Unter meinen Füßen scheint der Boden zu brennen. Als würd ich auf heißen Kohlen laufen, obwohl’s gar nicht sein kann, weil: Es sind feste Steine, die zu meinen Füßen liegen. Ich trag’ Schuhe, meine nackte Haut berührt die Oberfläche nicht, kann nicht spüren, was wirklich unter ihnen liegt. Und das vielleicht wichtigste, der eindeutige Indiz, dass mein Kopf mir einen Streich spielt: Ich laufe gar nicht. Noch nicht. Ist nur noch eine Frage der Zeit, Kadett:in um Kadett:in rückt vor, die Schlange wird kürzer, kann hinter dem schmalen Pfad, den ich überwinden muss, die Zitadelle Basgiaths schon sehen. 
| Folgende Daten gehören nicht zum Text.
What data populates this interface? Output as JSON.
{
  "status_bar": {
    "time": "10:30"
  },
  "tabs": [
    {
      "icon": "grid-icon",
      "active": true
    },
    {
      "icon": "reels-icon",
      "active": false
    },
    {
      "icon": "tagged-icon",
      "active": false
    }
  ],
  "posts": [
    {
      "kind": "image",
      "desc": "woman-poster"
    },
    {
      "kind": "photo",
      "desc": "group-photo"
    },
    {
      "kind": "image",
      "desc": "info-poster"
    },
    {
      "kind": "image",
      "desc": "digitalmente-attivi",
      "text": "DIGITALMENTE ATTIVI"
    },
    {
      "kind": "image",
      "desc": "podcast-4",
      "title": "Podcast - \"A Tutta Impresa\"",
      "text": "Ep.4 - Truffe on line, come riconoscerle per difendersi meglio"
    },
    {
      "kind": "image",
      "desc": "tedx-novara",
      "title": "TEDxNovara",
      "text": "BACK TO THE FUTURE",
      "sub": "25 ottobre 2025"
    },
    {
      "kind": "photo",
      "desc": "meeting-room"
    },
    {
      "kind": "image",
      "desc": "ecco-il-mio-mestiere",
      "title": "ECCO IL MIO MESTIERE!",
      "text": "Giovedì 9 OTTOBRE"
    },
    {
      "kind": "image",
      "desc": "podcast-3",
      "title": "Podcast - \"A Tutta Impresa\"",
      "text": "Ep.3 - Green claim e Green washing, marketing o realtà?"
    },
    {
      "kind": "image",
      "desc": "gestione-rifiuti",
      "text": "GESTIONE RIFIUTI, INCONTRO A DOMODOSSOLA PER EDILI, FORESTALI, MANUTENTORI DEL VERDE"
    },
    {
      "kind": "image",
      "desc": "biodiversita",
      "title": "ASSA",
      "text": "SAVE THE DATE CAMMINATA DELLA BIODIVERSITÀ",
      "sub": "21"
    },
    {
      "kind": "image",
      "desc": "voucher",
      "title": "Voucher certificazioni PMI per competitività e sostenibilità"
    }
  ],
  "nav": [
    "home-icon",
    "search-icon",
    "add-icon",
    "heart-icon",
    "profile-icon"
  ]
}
Der Viadukt macht mir keine Angst.
Soll schon zu Zeiten über rutschige Baumstämme balanciert sein, an die ich mich nicht erinnere. Ist gar nicht so lang her, dass einer meiner älteren Brüder mit uns am Esstisch saß, sich entspannt zurückgelehnt und mir versichert hat, dass ich mir keine Sorgen machen muss – bin als Gillespie für das hier geboren worden, wie jedes andere Kind meiner Eltern werd’ ich den Weg in den Reiter:innenquadranten mit Leichtigkeit bezwingen, ist doch klar. Werd’ Mum stolz machen, ganz sicher. – 
– Mum.
Stolz machen. 
Niemand weiß, dass am nervösen Glanz in meinen Augen nicht der Viadukt die Schuld trägt, sondern das, was sich gut versteckt in meinem Rucksack befindet. Etwas in den Quadranten zu bringen, das nicht mir selbst gehört, ist per se nicht verboten, das weiß ich. Doch es handelt sich eben nicht um ein Andenken an Zuhause, nicht um einen Glücksbringer – ist nur ein Brief, eine Handvoll verblichener, geschriebener Zeilen auf vergilbtem Pergament, kenn’ den Absender nur vom Lesen, seine Empfängerin dafür sehr genau. Weil ich zur Hälfte 
sie bin, na ja, in der Theorie, weiß schon, dass das 
so nicht funktioniert, aber irgendwie ist’s ja doch so. Weil die Empfängerin meine Mutter ist. Und die Wahrheit, die sich in den Zeilen verbirgt, alles… und irgendwie auch nichts verändert.
Sie ist jedenfalls wichtig genug, die Gesetze der Götter zu brechen – und schaut nur einer von ihnen jetzt auf mich herab, wird ein unausweichlicher Luftzug mich sehr sicher vom Viadukt fegen. 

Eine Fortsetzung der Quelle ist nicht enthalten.